I also am a huge fan of habanero chili using them in my pizza and spagetti sauces, as well as for my chicken-wing sauce, in grilled cheeze sandwichs and all kinds of other places.

Most people cannot handle the habanero-fire, so, when I want to cook up something mild, I would use jalapeno instead. :2thumb:


----------



## bunkerbob (Sep 29, 2009)

I grow poblanos, anaheim, jalapeno and small red chilies. I roast the first two to make chili rellenos and to add to mexican food, the jalapenos are for the same but used raw or pickled with carrots and onions. The small reds are for drying and used to spice up anything else.

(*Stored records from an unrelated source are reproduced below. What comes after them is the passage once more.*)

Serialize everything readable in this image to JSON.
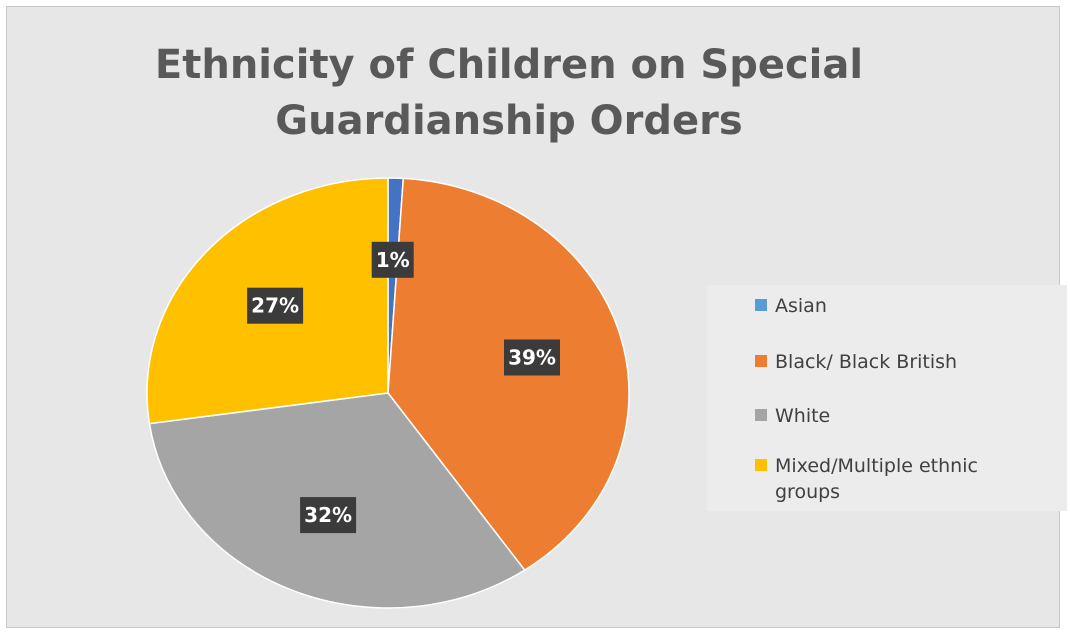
{
  "chart_data": {
    "type": "pie",
    "title": "Ethnicity of Children on Special Guardianship Orders",
    "categories": [
      "Asian",
      "Black/ Black British",
      "White",
      "Mixed/Multiple ethnic groups"
    ],
    "values": [
      1,
      39,
      32,
      27
    ],
    "data_labels": [
      "1%",
      "39%",
      "32%",
      "27%"
    ],
    "colors": [
      "#4472c4",
      "#ed7d31",
      "#a5a5a5",
      "#ffc000"
    ],
    "legend_colors": [
      "#5b9bd5",
      "#ed7d31",
      "#a5a5a5",
      "#ffc000"
    ],
    "legend_position": "right"
  }
}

Forgot about the red, yellow and green bells that I grow.


----------



## Woody (Nov 11, 2008)

I grow basic green/red/yellow/purple peppers for my eating. The old gut used to love hot stuff but not anymore. I grow at least 6 habanero plants for pest protection. I pick then string dry them until crumple dry. Over the winter I put a good layer in the bottom of 2-liter soda bottles along with a dozen smashed cloves of garlic. Close it up and let it fester until growing season. I use a small hand sprayer, like Windex or something, to spray vulnerable plants. This keeps the varmints like rabbits and deer from helping themselves. And yes, it is fun to shame some young buck at work into being a man and eating a whole one.


----------